Case 1. A 74-year-old woman with no significant medical history but with depression 1 year ago began complaining of slowness of movements. Examination disclosed mild features of parkinsonism, including reduced armswing, rigidity, and bradykinesia, without resting tremor. Mini-Mental State Examination (MMSE) score was 30/30. Shortly after low doses of levodopa (150 mg) were given, parkinsonian features receded, but visual complex hallucinations arose. These hallucinations were not recognized as unreal and even worsened after levodopa was stopped or clozapine was given. Cognitive impairment appeared 7 months later. Hospitalization then occurred as myoclonus became evident. MMSE was 6/30, with perseveration and rigid-akinetic signs at examination. Decline was markedly rapid, and the patient died 8 months after the onset of the symptoms. Brain computed tomography (CT) revealed cerebral atrophy. EEG showed triphasic complexes without periodicity. 14-3-3 protein was not detected in the cerebrospinal fluid (CSF). Diffuse cortical Lewy bodies were found at autopsy.
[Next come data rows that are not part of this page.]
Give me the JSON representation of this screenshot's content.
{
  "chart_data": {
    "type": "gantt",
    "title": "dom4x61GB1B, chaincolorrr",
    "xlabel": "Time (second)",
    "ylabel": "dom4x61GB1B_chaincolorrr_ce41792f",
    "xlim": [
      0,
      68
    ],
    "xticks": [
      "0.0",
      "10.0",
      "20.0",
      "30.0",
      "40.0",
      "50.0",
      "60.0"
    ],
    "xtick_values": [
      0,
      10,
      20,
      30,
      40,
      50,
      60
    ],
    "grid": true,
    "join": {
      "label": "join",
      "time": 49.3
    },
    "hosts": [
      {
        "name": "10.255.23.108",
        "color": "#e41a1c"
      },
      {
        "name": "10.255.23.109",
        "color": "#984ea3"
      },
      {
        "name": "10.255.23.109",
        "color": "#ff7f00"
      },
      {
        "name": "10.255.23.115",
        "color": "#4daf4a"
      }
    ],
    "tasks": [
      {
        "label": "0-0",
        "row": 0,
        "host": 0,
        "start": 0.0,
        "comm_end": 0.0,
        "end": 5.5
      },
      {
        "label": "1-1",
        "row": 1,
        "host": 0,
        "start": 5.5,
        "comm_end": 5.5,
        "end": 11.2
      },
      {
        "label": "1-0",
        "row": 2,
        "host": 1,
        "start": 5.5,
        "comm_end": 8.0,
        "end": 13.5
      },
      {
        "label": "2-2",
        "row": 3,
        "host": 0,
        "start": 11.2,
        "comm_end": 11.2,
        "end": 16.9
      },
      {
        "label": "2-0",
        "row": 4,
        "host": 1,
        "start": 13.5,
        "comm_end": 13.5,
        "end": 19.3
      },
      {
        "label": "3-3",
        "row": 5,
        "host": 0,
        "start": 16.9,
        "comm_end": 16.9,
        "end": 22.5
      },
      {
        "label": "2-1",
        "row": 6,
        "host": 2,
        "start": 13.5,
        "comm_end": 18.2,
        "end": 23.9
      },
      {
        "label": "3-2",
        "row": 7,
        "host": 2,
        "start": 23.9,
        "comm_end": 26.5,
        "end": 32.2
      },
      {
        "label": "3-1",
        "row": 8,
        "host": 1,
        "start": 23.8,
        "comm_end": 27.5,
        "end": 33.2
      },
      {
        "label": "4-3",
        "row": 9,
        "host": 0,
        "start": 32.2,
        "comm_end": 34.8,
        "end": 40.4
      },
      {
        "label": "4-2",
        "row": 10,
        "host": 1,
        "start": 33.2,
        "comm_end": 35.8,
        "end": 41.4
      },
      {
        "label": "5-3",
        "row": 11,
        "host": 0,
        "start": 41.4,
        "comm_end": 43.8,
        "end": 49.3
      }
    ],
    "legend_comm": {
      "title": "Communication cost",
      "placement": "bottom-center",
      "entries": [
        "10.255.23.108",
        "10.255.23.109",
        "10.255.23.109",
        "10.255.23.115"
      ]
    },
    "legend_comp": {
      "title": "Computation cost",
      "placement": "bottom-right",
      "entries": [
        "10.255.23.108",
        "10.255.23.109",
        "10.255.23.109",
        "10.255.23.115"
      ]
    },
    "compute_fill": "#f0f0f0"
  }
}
Case 2. A 72-year-old man with history of tobacco addiction and asbestosis presented with a 1-year history of progressive forgetfulness. Examination disclosed mild temporospatial confusion, dressing and ideomotor apraxia, and bilateral cogwheel rigidity. Language and attention were well preserved. Brain CT was normal. Six months later, the patient came to the hospital for cognitive impairment with shuffling gait. Examination showed akinesia and rigidity. MMSE was 9/30. Routine biological investigations were unrevealing, with no changes on brain CT. EEG showed slow left activities. Four months later, the patient was admitted to the hospital bedridden in the course of continuous and progressive decline. He was alert but unresponsive to voice. Examination disclosed rest myoclonus increased by noise, with no pyramidal features or focal signs. There was biological evidence of dehydration, with elevated natremia and creatinemia. CSF was germ-free, without pleocytosis. EEG showed slow delta activity without periodic discharges. The patient died 5 days after admission. Autopsy disclosed numerous senile plaques, neurofibrillary tangles, and cortical and subcortical Lewy bodies without spongiform changes.
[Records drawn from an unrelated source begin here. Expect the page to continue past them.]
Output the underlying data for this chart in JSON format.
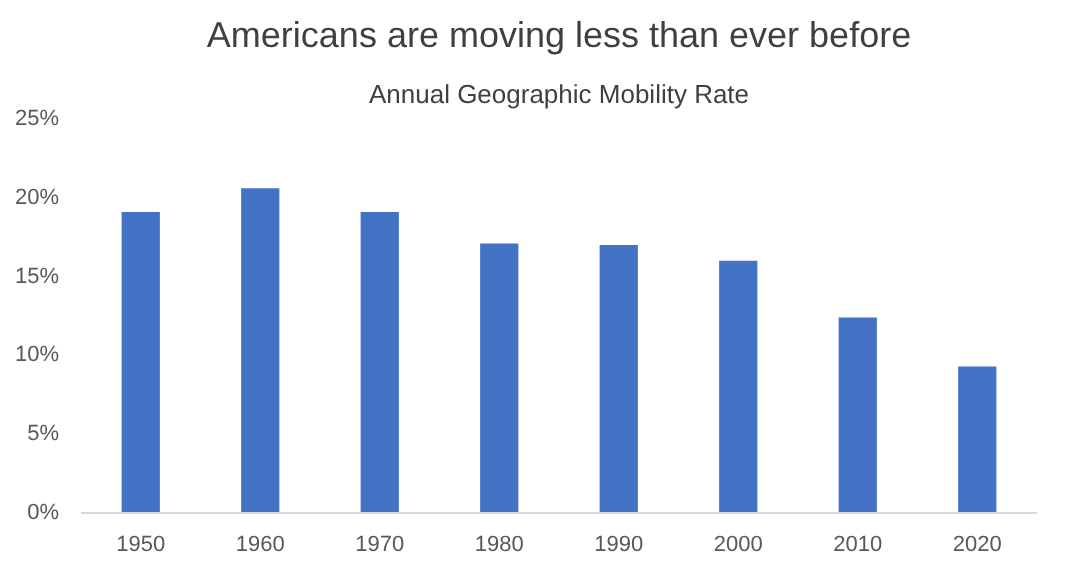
{
  "chart_data": {
    "type": "bar",
    "title": "Americans are moving less than ever before",
    "subtitle": "Annual Geographic Mobility Rate",
    "categories": [
      "1950",
      "1960",
      "1970",
      "1980",
      "1990",
      "2000",
      "2010",
      "2020"
    ],
    "values": [
      19.1,
      20.6,
      19.1,
      17.1,
      17.0,
      16.0,
      12.4,
      9.3
    ],
    "color": "#4472c4",
    "ylim": [
      0,
      25
    ],
    "yticks": [
      {
        "value": 0,
        "label": "0%"
      },
      {
        "value": 5,
        "label": "5%"
      },
      {
        "value": 10,
        "label": "10%"
      },
      {
        "value": 15,
        "label": "15%"
      },
      {
        "value": 20,
        "label": "20%"
      },
      {
        "value": 25,
        "label": "25%"
      }
    ],
    "grid": false
  }
}
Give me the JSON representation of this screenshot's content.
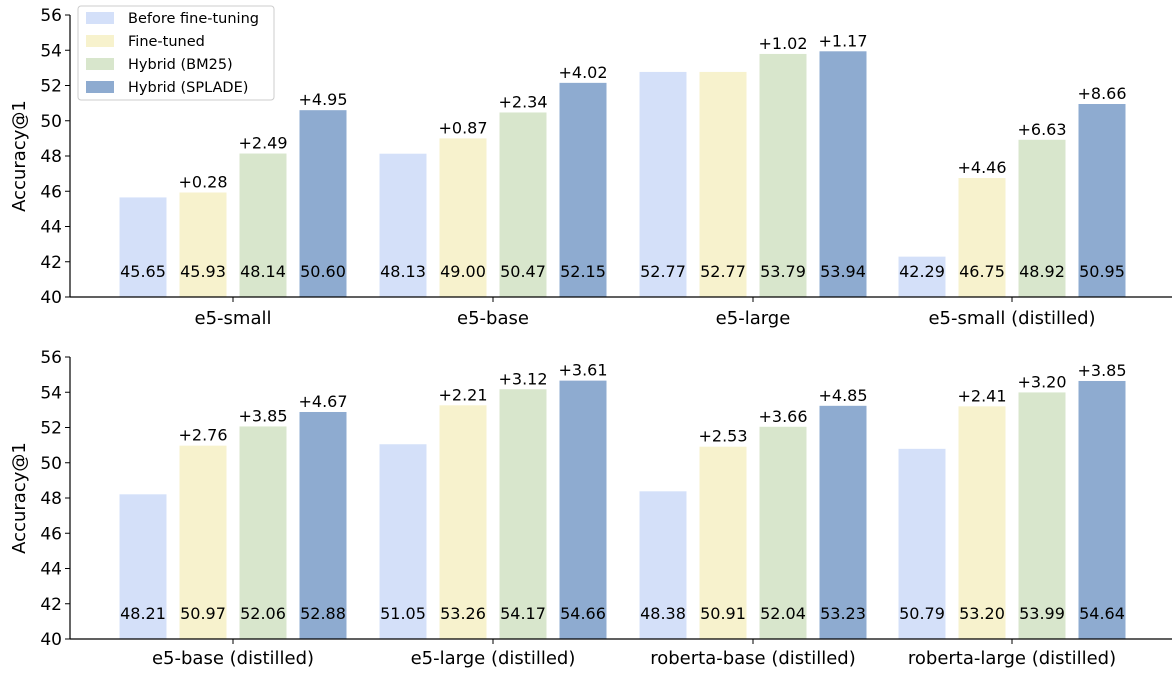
{
  "chart_data": [
    {
      "type": "bar",
      "ylabel": "Accuracy@1",
      "ylim": [
        40,
        56
      ],
      "yticks": [
        40,
        42,
        44,
        46,
        48,
        50,
        52,
        54,
        56
      ],
      "categories": [
        "e5-small",
        "e5-base",
        "e5-large",
        "e5-small (distilled)"
      ],
      "series": [
        {
          "name": "Before fine-tuning",
          "values": [
            45.65,
            48.13,
            52.77,
            42.29
          ],
          "value_labels": [
            "45.65",
            "48.13",
            "52.77",
            "42.29"
          ],
          "delta_labels": [
            "",
            "",
            "",
            ""
          ]
        },
        {
          "name": "Fine-tuned",
          "values": [
            45.93,
            49.0,
            52.77,
            46.75
          ],
          "value_labels": [
            "45.93",
            "49.00",
            "52.77",
            "46.75"
          ],
          "delta_labels": [
            "+0.28",
            "+0.87",
            "",
            "+4.46"
          ]
        },
        {
          "name": "Hybrid (BM25)",
          "values": [
            48.14,
            50.47,
            53.79,
            48.92
          ],
          "value_labels": [
            "48.14",
            "50.47",
            "53.79",
            "48.92"
          ],
          "delta_labels": [
            "+2.49",
            "+2.34",
            "+1.02",
            "+6.63"
          ]
        },
        {
          "name": "Hybrid (SPLADE)",
          "values": [
            50.6,
            52.15,
            53.94,
            50.95
          ],
          "value_labels": [
            "50.60",
            "52.15",
            "53.94",
            "50.95"
          ],
          "delta_labels": [
            "+4.95",
            "+4.02",
            "+1.17",
            "+8.66"
          ]
        }
      ],
      "legend": "top-left",
      "grid": false
    },
    {
      "type": "bar",
      "ylabel": "Accuracy@1",
      "ylim": [
        40,
        56
      ],
      "yticks": [
        40,
        42,
        44,
        46,
        48,
        50,
        52,
        54,
        56
      ],
      "categories": [
        "e5-base (distilled)",
        "e5-large (distilled)",
        "roberta-base (distilled)",
        "roberta-large (distilled)"
      ],
      "series": [
        {
          "name": "Before fine-tuning",
          "values": [
            48.21,
            51.05,
            48.38,
            50.79
          ],
          "value_labels": [
            "48.21",
            "51.05",
            "48.38",
            "50.79"
          ],
          "delta_labels": [
            "",
            "",
            "",
            ""
          ]
        },
        {
          "name": "Fine-tuned",
          "values": [
            50.97,
            53.26,
            50.91,
            53.2
          ],
          "value_labels": [
            "50.97",
            "53.26",
            "50.91",
            "53.20"
          ],
          "delta_labels": [
            "+2.76",
            "+2.21",
            "+2.53",
            "+2.41"
          ]
        },
        {
          "name": "Hybrid (BM25)",
          "values": [
            52.06,
            54.17,
            52.04,
            53.99
          ],
          "value_labels": [
            "52.06",
            "54.17",
            "52.04",
            "53.99"
          ],
          "delta_labels": [
            "+3.85",
            "+3.12",
            "+3.66",
            "+3.20"
          ]
        },
        {
          "name": "Hybrid (SPLADE)",
          "values": [
            52.88,
            54.66,
            53.23,
            54.64
          ],
          "value_labels": [
            "52.88",
            "54.66",
            "53.23",
            "54.64"
          ],
          "delta_labels": [
            "+4.67",
            "+3.61",
            "+4.85",
            "+3.85"
          ]
        }
      ],
      "grid": false
    }
  ],
  "legend_entries": [
    "Before fine-tuning",
    "Fine-tuned",
    "Hybrid (BM25)",
    "Hybrid (SPLADE)"
  ],
  "colors": {
    "Before fine-tuning": "#d4e0f9",
    "Fine-tuned": "#f7f2cd",
    "Hybrid (BM25)": "#d8e6cc",
    "Hybrid (SPLADE)": "#8eabd0"
  }
}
Both of these case reports are of particular interest because the patients evolved very rapidly to a fatal outcome (8 and 22 months) and had myoclonus in the late stage. Mean duration of DLB ranges from 5 to 8 years,2 although a 22-month duration has been described.3 Myoclonus is uncommon in DLB and was not mentioned in the first clinical descriptions.4,5 Although not excluded, it is not a feature essential to or supportive of the diagnosis of DLB.1 Myoclonus in patients with a rapidly progressive form of dementia raises the suspicion of Creutzfeldt-Jacob disease. Once a prion disease is ruled out, DLB should be considered in such patients.